La surchauffe économique, la mère de l'inflation, est censée, au contraire, être un phénomène transitoire, sous-contrôle. C'est en tout cas le message que Lagarde et Powell martèlent au marché qui tantôt le conteste ou tantôt capitule et l'accepte. Mais jusqu'à quand ? La décision de la BOE, cette semaine est périlleuse. Au sein du G7, le Royaume-Uni est en première ligne face à l'inflation : la façon dont sa banque centrale négociera sa gestion est un symbole pour la crédibilité des banquiers centraux occidentaux. En maintenant sa politique inchangée, Bailey s'engage sur une voie dangereuse qui peut ébranler l'actif le plus précieux des banques centrales occidentales : leur crédibilité.
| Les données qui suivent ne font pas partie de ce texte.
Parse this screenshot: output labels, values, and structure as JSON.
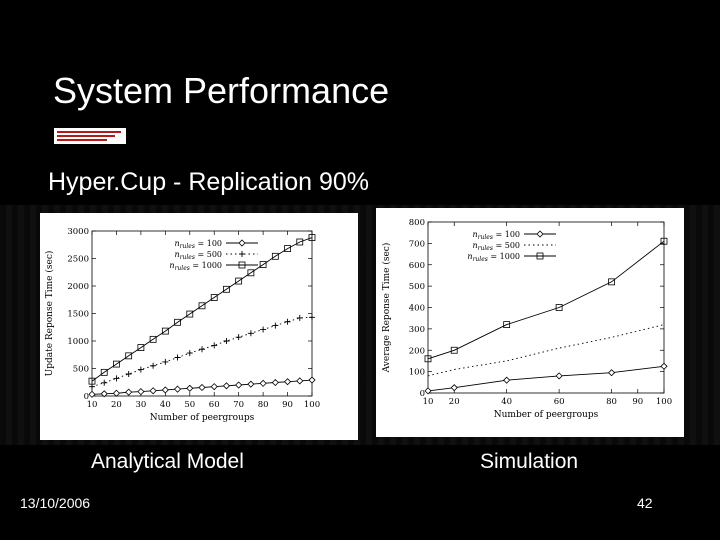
{
  "slide": {
    "title": "System Performance",
    "subtitle": "Hyper.Cup - Replication 90%",
    "caption_left": "Analytical Model",
    "caption_right": "Simulation",
    "footer_date": "13/10/2006",
    "page_number": "42"
  },
  "chart_data": [
    {
      "type": "line",
      "xlabel": "Number of peergroups",
      "ylabel": "Update Reponse Time (sec)",
      "xlim": [
        10,
        100
      ],
      "ylim": [
        0,
        3000
      ],
      "xticks": [
        10,
        20,
        30,
        40,
        50,
        60,
        70,
        80,
        90,
        100
      ],
      "yticks": [
        0,
        500,
        1000,
        1500,
        2000,
        2500,
        3000
      ],
      "grid": false,
      "legend_position": "top-left",
      "series": [
        {
          "name": "n_rules = 100",
          "marker": "diamond",
          "dash": "solid",
          "x": [
            10,
            15,
            20,
            25,
            30,
            35,
            40,
            45,
            50,
            55,
            60,
            65,
            70,
            75,
            80,
            85,
            90,
            95,
            100
          ],
          "values": [
            30,
            40,
            50,
            70,
            80,
            95,
            110,
            125,
            140,
            155,
            170,
            185,
            200,
            215,
            230,
            245,
            260,
            275,
            290
          ]
        },
        {
          "name": "n_rules = 500",
          "marker": "plus",
          "dash": "dotted",
          "x": [
            10,
            15,
            20,
            25,
            30,
            35,
            40,
            45,
            50,
            55,
            60,
            65,
            70,
            75,
            80,
            85,
            90,
            95,
            100
          ],
          "values": [
            170,
            240,
            320,
            400,
            480,
            550,
            620,
            700,
            780,
            850,
            920,
            1000,
            1070,
            1140,
            1210,
            1280,
            1350,
            1420,
            1430
          ]
        },
        {
          "name": "n_rules = 1000",
          "marker": "square",
          "dash": "solid",
          "x": [
            10,
            15,
            20,
            25,
            30,
            35,
            40,
            45,
            50,
            55,
            60,
            65,
            70,
            75,
            80,
            85,
            90,
            95,
            100
          ],
          "values": [
            270,
            430,
            580,
            730,
            880,
            1030,
            1180,
            1340,
            1490,
            1640,
            1790,
            1940,
            2090,
            2240,
            2390,
            2540,
            2680,
            2800,
            2880
          ]
        }
      ]
    },
    {
      "type": "line",
      "xlabel": "Number of peergroups",
      "ylabel": "Average Reponse Time (sec)",
      "xlim": [
        10,
        100
      ],
      "ylim": [
        0,
        800
      ],
      "xticks": [
        10,
        20,
        40,
        60,
        80,
        90,
        100
      ],
      "yticks": [
        0,
        100,
        200,
        300,
        400,
        500,
        600,
        700,
        800
      ],
      "grid": false,
      "legend_position": "top-left",
      "series": [
        {
          "name": "n_rules = 100",
          "marker": "diamond",
          "dash": "solid",
          "x": [
            10,
            20,
            40,
            60,
            80,
            100
          ],
          "values": [
            10,
            25,
            60,
            80,
            95,
            125
          ]
        },
        {
          "name": "n_rules = 500",
          "marker": "none",
          "dash": "dotted",
          "x": [
            10,
            20,
            40,
            60,
            80,
            100
          ],
          "values": [
            80,
            110,
            150,
            210,
            260,
            320
          ]
        },
        {
          "name": "n_rules = 1000",
          "marker": "square",
          "dash": "solid",
          "x": [
            10,
            20,
            40,
            60,
            80,
            100
          ],
          "values": [
            160,
            200,
            320,
            400,
            520,
            710
          ]
        }
      ]
    }
  ]
}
Ne pas ajuster les taux directeurs quand l'inflation dérape, que le Sterling se déprécie et que les rendements exigés par les marchés sur les bons du trésor se renchérissent est une décision téméraire qui peut ébranler la confiance des investisseurs. Le pays a déjà subi une crise équivalente dans les années 1970… Mais il n’est nul besoin de remonter aussi loin pour se figurer le prix de la défiance des marchés.

Il suffit de porter le regard vers les portes de l’Europe, en Turquie, où la fuite des capitaux, l’effondrement de la lire et l’inflation (20% par an) devrait bientôt rappeler à Erdogan, devenu président de facto de la banque centrale, le coût social, économique et humain de son interventionnisme.